Unquestionably, Bostrom has changed since those early days in Dallas and so too has the attitude of young women following in her footsteps.

“The plus for me 25 years ago was that I really didn’t know how tough it was going to be,” she says. “I didn’t know any better. I didn’t know the statistics.” (As of November, 2.4 percent of the CEOs in the Fortune 500 are female, totaling 12 women.)

“There was some benefit to that,” Bostrom says. “I figured, ‘Hey, if I work really hard, if I learn, if I take people’s input, if I’m trustworthy, I’m going to do OK.’”

What about her own limits? Bostrom seems a prime candidate to be someone’s CEO. She interacts with government leaders from China to the United Arab Emirates. She sits on numerous prestigious boards from Stanford Hospital to Georgetown University and volunteers at her children’s schools. Might there be, say, a future in politics?

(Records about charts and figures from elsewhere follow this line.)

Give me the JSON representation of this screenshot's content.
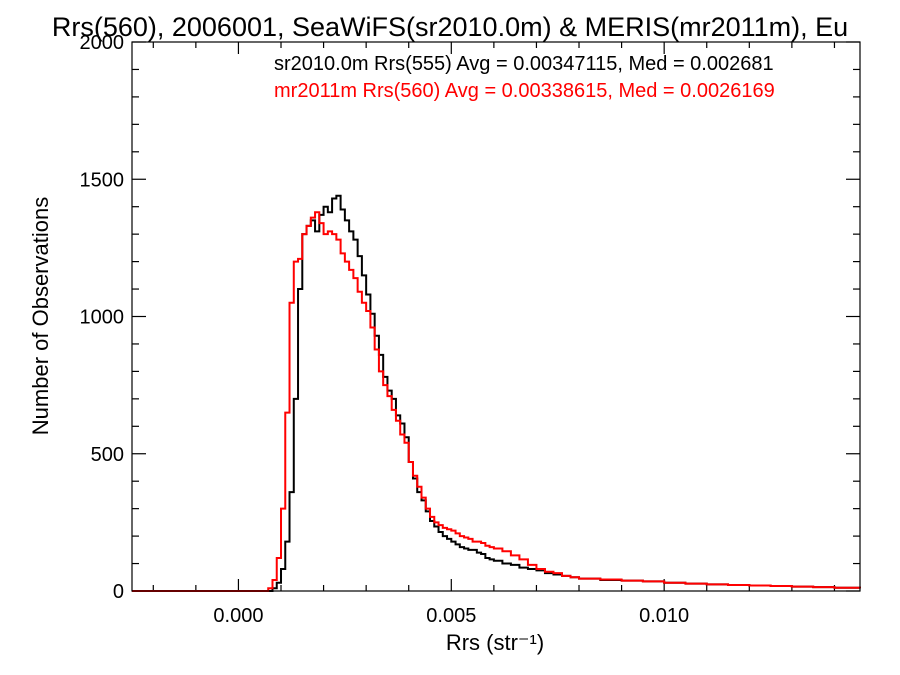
{
  "colors": {
    "series_sr": "#000000",
    "series_mr": "#ff0000",
    "axes": "#000000",
    "background": "#ffffff"
  },
  "chart_data": {
    "type": "line",
    "title": "Rrs(560), 2006001, SeaWiFS(sr2010.0m) & MERIS(mr2011m), Eu",
    "xlabel": "Rrs (str⁻¹)",
    "ylabel": "Number of Observations",
    "xlim": [
      -0.0025,
      0.0146
    ],
    "ylim": [
      0,
      2000
    ],
    "x_ticks": [
      {
        "value": 0.0,
        "label": "0.000"
      },
      {
        "value": 0.005,
        "label": "0.005"
      },
      {
        "value": 0.01,
        "label": "0.010"
      }
    ],
    "y_ticks": [
      {
        "value": 0,
        "label": "0"
      },
      {
        "value": 500,
        "label": "500"
      },
      {
        "value": 1000,
        "label": "1000"
      },
      {
        "value": 1500,
        "label": "1500"
      },
      {
        "value": 2000,
        "label": "2000"
      }
    ],
    "grid": false,
    "legend_placement": "top-right",
    "series": [
      {
        "name": "sr2010.0m Rrs(555) Avg = 0.00347115, Med = 0.002681",
        "color": "#000000",
        "points": [
          [
            -0.0025,
            0
          ],
          [
            0.0,
            0
          ],
          [
            0.0006,
            0
          ],
          [
            0.0008,
            10
          ],
          [
            0.0009,
            30
          ],
          [
            0.001,
            80
          ],
          [
            0.0011,
            180
          ],
          [
            0.0012,
            360
          ],
          [
            0.0013,
            700
          ],
          [
            0.0014,
            1100
          ],
          [
            0.0015,
            1300
          ],
          [
            0.0016,
            1330
          ],
          [
            0.0017,
            1350
          ],
          [
            0.0018,
            1310
          ],
          [
            0.0019,
            1370
          ],
          [
            0.002,
            1400
          ],
          [
            0.0021,
            1380
          ],
          [
            0.0022,
            1430
          ],
          [
            0.0023,
            1440
          ],
          [
            0.0024,
            1390
          ],
          [
            0.0025,
            1350
          ],
          [
            0.0026,
            1310
          ],
          [
            0.0027,
            1280
          ],
          [
            0.0028,
            1220
          ],
          [
            0.0029,
            1150
          ],
          [
            0.003,
            1080
          ],
          [
            0.0031,
            1010
          ],
          [
            0.0032,
            930
          ],
          [
            0.0033,
            860
          ],
          [
            0.0034,
            780
          ],
          [
            0.0035,
            730
          ],
          [
            0.0036,
            700
          ],
          [
            0.0037,
            640
          ],
          [
            0.0038,
            610
          ],
          [
            0.0039,
            560
          ],
          [
            0.004,
            470
          ],
          [
            0.0041,
            410
          ],
          [
            0.0042,
            360
          ],
          [
            0.0043,
            330
          ],
          [
            0.0044,
            290
          ],
          [
            0.0045,
            255
          ],
          [
            0.0046,
            235
          ],
          [
            0.0047,
            215
          ],
          [
            0.0048,
            200
          ],
          [
            0.0049,
            190
          ],
          [
            0.005,
            180
          ],
          [
            0.0051,
            170
          ],
          [
            0.0052,
            160
          ],
          [
            0.0053,
            155
          ],
          [
            0.0054,
            150
          ],
          [
            0.0055,
            150
          ],
          [
            0.0056,
            140
          ],
          [
            0.0057,
            135
          ],
          [
            0.0058,
            120
          ],
          [
            0.0059,
            115
          ],
          [
            0.006,
            110
          ],
          [
            0.0062,
            100
          ],
          [
            0.0064,
            95
          ],
          [
            0.0066,
            85
          ],
          [
            0.0068,
            80
          ],
          [
            0.007,
            75
          ],
          [
            0.0072,
            65
          ],
          [
            0.0074,
            60
          ],
          [
            0.0076,
            55
          ],
          [
            0.0078,
            50
          ],
          [
            0.008,
            45
          ],
          [
            0.0085,
            40
          ],
          [
            0.009,
            38
          ],
          [
            0.0095,
            35
          ],
          [
            0.01,
            30
          ],
          [
            0.0105,
            27
          ],
          [
            0.011,
            24
          ],
          [
            0.0115,
            22
          ],
          [
            0.012,
            20
          ],
          [
            0.0125,
            18
          ],
          [
            0.013,
            16
          ],
          [
            0.0135,
            14
          ],
          [
            0.014,
            12
          ],
          [
            0.0146,
            10
          ]
        ]
      },
      {
        "name": "mr2011m Rrs(560) Avg = 0.00338615, Med = 0.0026169",
        "color": "#ff0000",
        "points": [
          [
            -0.0025,
            0
          ],
          [
            0.0,
            0
          ],
          [
            0.0006,
            0
          ],
          [
            0.0007,
            10
          ],
          [
            0.0008,
            40
          ],
          [
            0.0009,
            120
          ],
          [
            0.001,
            300
          ],
          [
            0.0011,
            650
          ],
          [
            0.0012,
            1050
          ],
          [
            0.0013,
            1200
          ],
          [
            0.0014,
            1210
          ],
          [
            0.0015,
            1300
          ],
          [
            0.0016,
            1330
          ],
          [
            0.0017,
            1360
          ],
          [
            0.0018,
            1380
          ],
          [
            0.0019,
            1340
          ],
          [
            0.002,
            1300
          ],
          [
            0.0021,
            1310
          ],
          [
            0.0022,
            1300
          ],
          [
            0.0023,
            1280
          ],
          [
            0.0024,
            1230
          ],
          [
            0.0025,
            1200
          ],
          [
            0.0026,
            1170
          ],
          [
            0.0027,
            1140
          ],
          [
            0.0028,
            1090
          ],
          [
            0.0029,
            1050
          ],
          [
            0.003,
            1020
          ],
          [
            0.0031,
            960
          ],
          [
            0.0032,
            880
          ],
          [
            0.0033,
            800
          ],
          [
            0.0034,
            750
          ],
          [
            0.0035,
            710
          ],
          [
            0.0036,
            660
          ],
          [
            0.0037,
            620
          ],
          [
            0.0038,
            570
          ],
          [
            0.0039,
            540
          ],
          [
            0.004,
            470
          ],
          [
            0.0041,
            420
          ],
          [
            0.0042,
            380
          ],
          [
            0.0043,
            340
          ],
          [
            0.0044,
            300
          ],
          [
            0.0045,
            270
          ],
          [
            0.0046,
            250
          ],
          [
            0.0047,
            240
          ],
          [
            0.0048,
            230
          ],
          [
            0.0049,
            225
          ],
          [
            0.005,
            220
          ],
          [
            0.0051,
            210
          ],
          [
            0.0052,
            200
          ],
          [
            0.0053,
            195
          ],
          [
            0.0054,
            190
          ],
          [
            0.0055,
            180
          ],
          [
            0.0056,
            180
          ],
          [
            0.0057,
            175
          ],
          [
            0.0058,
            165
          ],
          [
            0.0059,
            160
          ],
          [
            0.006,
            155
          ],
          [
            0.0062,
            145
          ],
          [
            0.0064,
            130
          ],
          [
            0.0066,
            115
          ],
          [
            0.0068,
            95
          ],
          [
            0.007,
            80
          ],
          [
            0.0072,
            70
          ],
          [
            0.0074,
            65
          ],
          [
            0.0076,
            55
          ],
          [
            0.0078,
            50
          ],
          [
            0.008,
            45
          ],
          [
            0.0085,
            42
          ],
          [
            0.009,
            38
          ],
          [
            0.0095,
            35
          ],
          [
            0.01,
            30
          ],
          [
            0.0105,
            27
          ],
          [
            0.011,
            24
          ],
          [
            0.0115,
            22
          ],
          [
            0.012,
            20
          ],
          [
            0.0125,
            18
          ],
          [
            0.013,
            16
          ],
          [
            0.0135,
            14
          ],
          [
            0.014,
            12
          ],
          [
            0.0146,
            10
          ]
        ]
      }
    ]
  }
}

One more time Bostrom laughs at a presumptuous notion that some may say conflicts with her Midwestern values, and then she replies: “I would never say never to anything, though it’s hard to imagine [politics]. Am I interested in public service? Absolutely. I love the idea of giving back at this stage of my life. I do think that that is one of the blessings that has come with success.”

Once again, Bostrom is upbeat and positive and putting those Midwestern values right out front.

Wieczorek is a freelance writer and editor in the Chicago area.